Si Christian Ranucci avait sauvé sa tête, s’il avait été condamné à une peine de prison, même très lourde, aucune polémique n’aurait surgi, et Gilles Perrault n’aurait jamais écrit « le pull-over rouge ».
Je ne peux m’empêcher de penser que Me Lombard et Me Le Forsonney auraient dû suivre Me Fraticelli dans son idée de plaider coupable, avec pour circonstances atténuantes, une panique soudaine, un affolement, un instant d’égarement dramatique certes, mais non prémédité. Plaider l’innocence était une pure folie, Me Fraticelli a refusé de plaider cela et l’attitude détachée, arrogante, voire cynique de Ranucci tout au long de son procès, l’ont fait monter chaque jour une marche de plus vers l’échafaud.
Valéry Giscard d’Estaing alors président de la République, pourtant réputé hostile à la peine de mort a refusé la demande de recours en grâce de Ranucci. L’opinion publique venait de découvrir en janvier de la même année avec horreur l’enlèvement suivi du meurtre du petit Philippe Bertrand par Patrick henry, et le lendemain de l’entrevue entre Me Lombard et M. Giscard d’Estaing, un autre enfant de 7 ans a été enlevé et tué au Pradet, le petit Vincent Gallardo. Le président de la République a parfaitement étudié le dossier Ranucci avant de prendre sa décision, mais nul doute que ces meurtres d’enfants ont pesé lourdement dans la balance de son refus.
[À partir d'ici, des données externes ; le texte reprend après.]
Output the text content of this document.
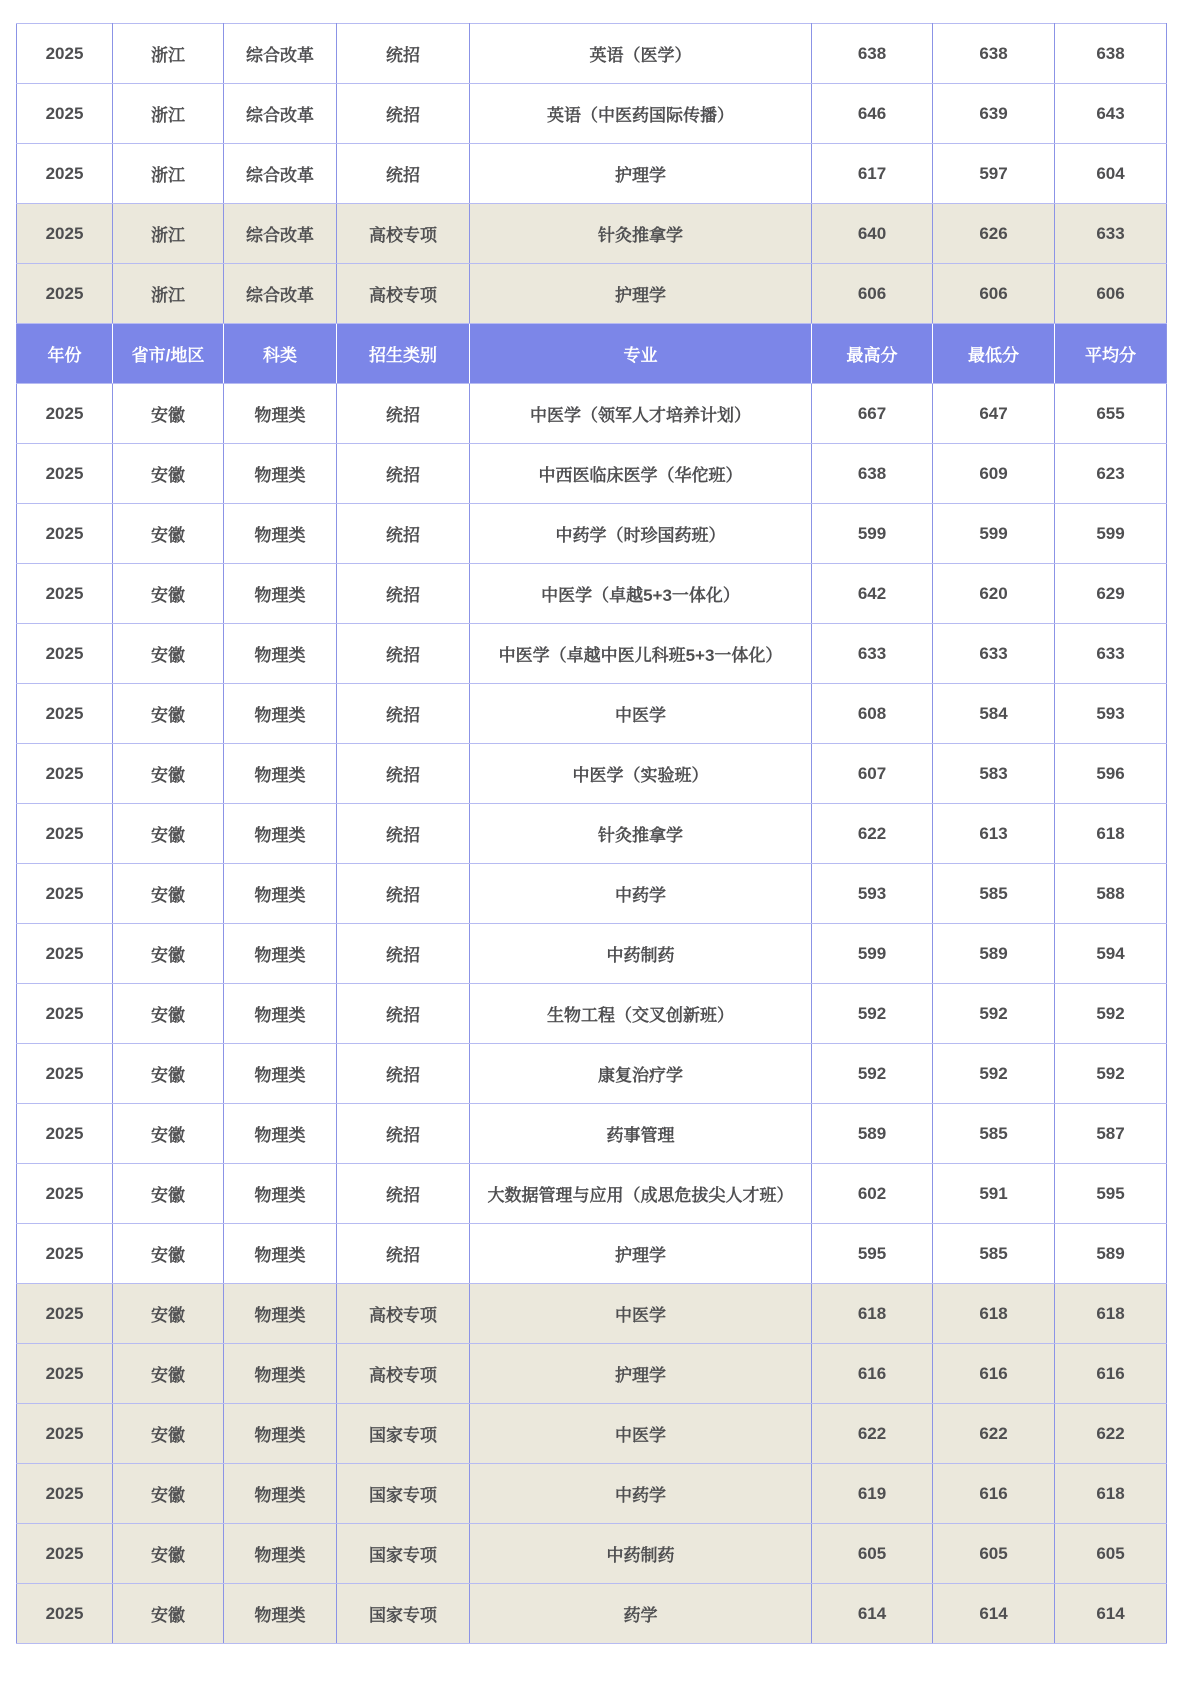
2025	浙江	综合改革	统招	英语（医学）	638	638	638
2025	浙江	综合改革	统招	英语（中医药国际传播）	646	639	643
2025	浙江	综合改革	统招	护理学	617	597	604
2025	浙江	综合改革	高校专项	针灸推拿学	640	626	633
2025	浙江	综合改革	高校专项	护理学	606	606	606
年份	省市/地区	科类	招生类别	专业	最高分	最低分	平均分
2025	安徽	物理类	统招	中医学（领军人才培养计划）	667	647	655
2025	安徽	物理类	统招	中西医临床医学（华佗班）	638	609	623
2025	安徽	物理类	统招	中药学（时珍国药班）	599	599	599
2025	安徽	物理类	统招	中医学（卓越5+3一体化）	642	620	629
2025	安徽	物理类	统招	中医学（卓越中医儿科班5+3一体化）	633	633	633
2025	安徽	物理类	统招	中医学	608	584	593
2025	安徽	物理类	统招	中医学（实验班）	607	583	596
2025	安徽	物理类	统招	针灸推拿学	622	613	618
2025	安徽	物理类	统招	中药学	593	585	588
2025	安徽	物理类	统招	中药制药	599	589	594
2025	安徽	物理类	统招	生物工程（交叉创新班）	592	592	592
2025	安徽	物理类	统招	康复治疗学	592	592	592
2025	安徽	物理类	统招	药事管理	589	585	587
2025	安徽	物理类	统招	大数据管理与应用（成思危拔尖人才班）	602	591	595
2025	安徽	物理类	统招	护理学	595	585	589
2025	安徽	物理类	高校专项	中医学	618	618	618
2025	安徽	物理类	高校专项	护理学	616	616	616
2025	安徽	物理类	国家专项	中医学	622	622	622
2025	安徽	物理类	国家专项	中药学	619	616	618
2025	安徽	物理类	国家专项	中药制药	605	605	605
2025	安徽	物理类	国家专项	药学	614	614	614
Ce livre, « Autopsie d’une imposture » de Gérard Bouladou ou, « Toute la vérité sur le pull-over rouge » m’a conforté dans ma certitude de la culpabilité de Christian Ranucci. Cet ouvrage est fort passionnant et très bien documenté. On peut y découvrir des documents qui figurent dans le dossier Ranucci, des entretiens avec des personnes ayant approché cette affaire et des photographies qui permettent de mieux comprendre certaines contre-vérités.
Oui, comme Gérard Bouladou, je suis intimement convaincue que le livre de Gilles Perrault « Le pull-over rouge est une imposture.